Oh, yes, there was another big story yesterday that was quickly eclipsed by the launch of Google eBooks: a possible $960 million Borders bid for Barnes & Noble that was acknowledged in a filing with the Securities and Exchange Commission.
Although intriguing, the bid that would be financed by equity fund head Bill Ackman seems as thin as a potboiler. The major problem is that Borders is in much worse shape in a variety of ways than Barnes & Noble. Its share price has hovered over just $1 a share for some time. It has deep debt, has laid off many employees, has suffered from a revolving door in the executive suite and is late to the digital book game. The Wall Street Journal pointed out, too, that "B&N has more opportunity near term to reduce overcapacity by closing stores: 60% of the leases on its more than 700 stores (excluding college outlets) are up by 2014. But nearly three-quarters of Borders' 508 U.S. store leases run to 2017 or later."

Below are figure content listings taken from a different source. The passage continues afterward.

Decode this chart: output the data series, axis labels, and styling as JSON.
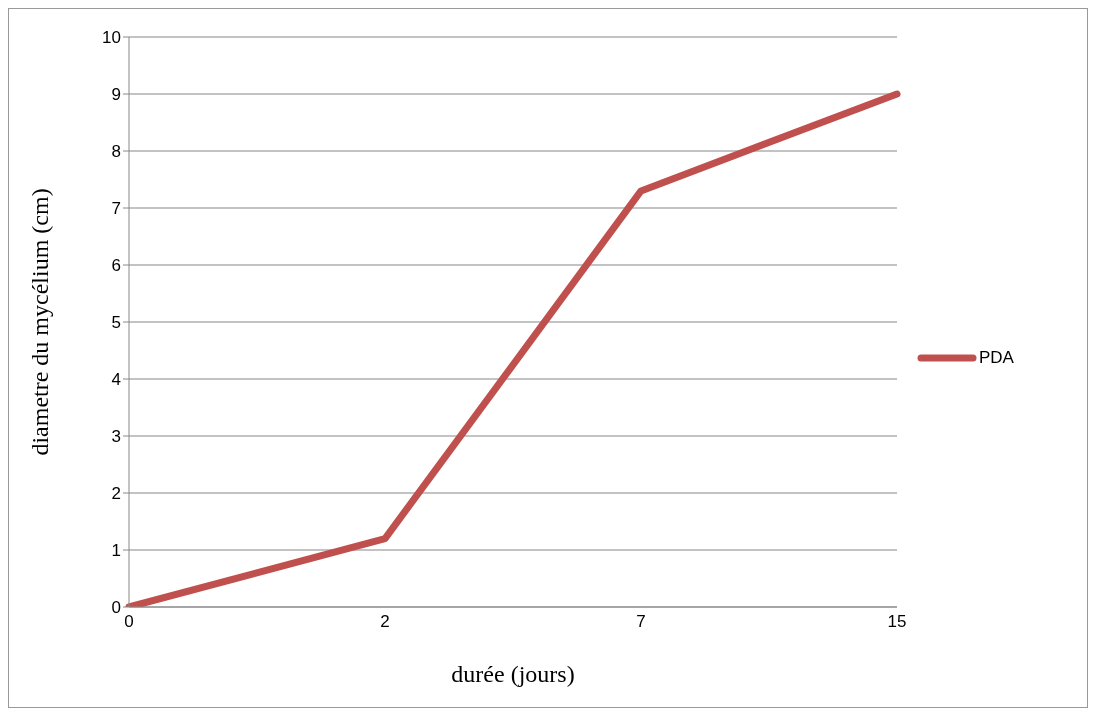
{
  "chart_data": {
    "type": "line",
    "xlabel": "durée (jours)",
    "ylabel": "diametre du mycélium (cm)",
    "categories": [
      "0",
      "2",
      "7",
      "15"
    ],
    "series": [
      {
        "name": "PDA",
        "color": "#c0504d",
        "values": [
          0,
          1.2,
          7.3,
          9.0
        ]
      }
    ],
    "ylim": [
      0,
      10
    ],
    "yticks": [
      0,
      1,
      2,
      3,
      4,
      5,
      6,
      7,
      8,
      9,
      10
    ],
    "grid": "y",
    "legend": "right",
    "marker": "none",
    "line_style": "solid"
  }
}
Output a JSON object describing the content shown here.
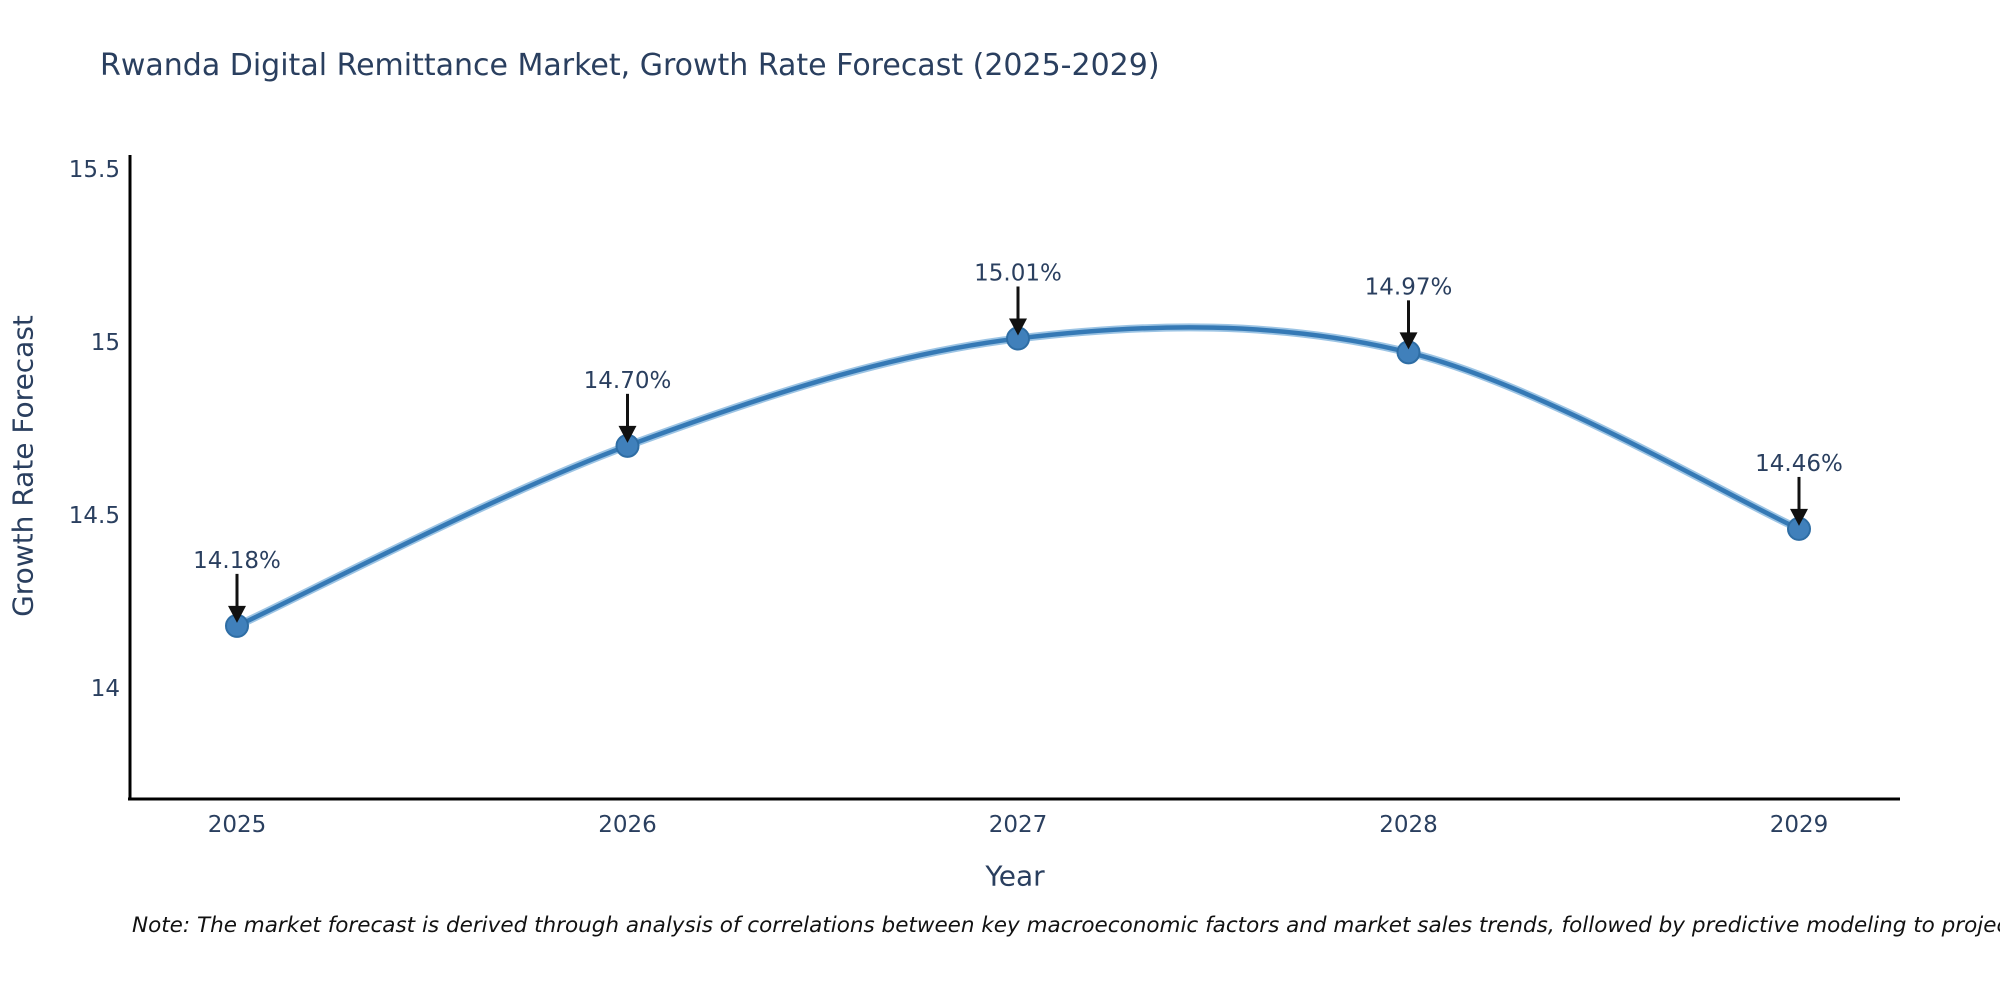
{
  "chart": {
    "title": "Rwanda Digital Remittance Market, Growth Rate Forecast (2025-2029)",
    "xlabel": "Year",
    "ylabel": "Growth Rate Forecast",
    "note": "Note: The market forecast is derived through analysis of correlations between key macroeconomic factors and market sales trends, followed by predictive modeling to project future sales"
  },
  "chart_data": {
    "type": "line",
    "title": "Rwanda Digital Remittance Market, Growth Rate Forecast (2025-2029)",
    "xlabel": "Year",
    "ylabel": "Growth Rate Forecast",
    "categories": [
      "2025",
      "2026",
      "2027",
      "2028",
      "2029"
    ],
    "series": [
      {
        "name": "Growth Rate Forecast",
        "values": [
          14.18,
          14.7,
          15.01,
          14.97,
          14.46
        ]
      }
    ],
    "point_labels": [
      "14.18%",
      "14.70%",
      "15.01%",
      "14.97%",
      "14.46%"
    ],
    "yticks": [
      14,
      14.5,
      15,
      15.5
    ],
    "ytick_labels": [
      "14",
      "14.5",
      "15",
      "15.5"
    ],
    "ylim": [
      13.68,
      15.54
    ],
    "grid": false,
    "legend_visible": false,
    "line_style": "spline",
    "annotation_style": "value labels with black down-arrows above each marker"
  },
  "colors": {
    "line": "#3579b5",
    "line_halo": "#9cc4e4",
    "marker_fill": "#4080bb",
    "marker_edge": "#2e6da4",
    "axis_line": "#000000",
    "chart_text": "#2a3f5f",
    "arrow": "#111111",
    "note_text": "#111111",
    "background": "#ffffff"
  }
}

Also while the $16-a-share offer was 20% above B&N's closing price last Friday, B&N rallied yesterday and closed at $15 a share, narrowing the premium. As the Journal noted, as many as 10 private equity and other firms are participating in B&N's strategic review process, and bids are expected to start above $20 a share.
In Daily Finance, Sarah Weinman shed some light on a quiet player in the drama, writing, "Even though [Bill] Ackman is in the news as the leading figure in the buyout, the tactics have Borders chairman and CEO Bennett LeBow written all over them. LeBow muscled his way into Borders' top position by acquiring a considerable amount of stock and warrants that, when they came due, gave him a 35% stake in the company.
"Past precedent shows that LeBow's modus operandi with companies is to buy his way into one, use it in an attempt to buy a bigger company--and sink both businesses in the process."
She added that the Borders offer might be incentive enough for B&N founder and chairman Len Riggio to make his own bid for the company.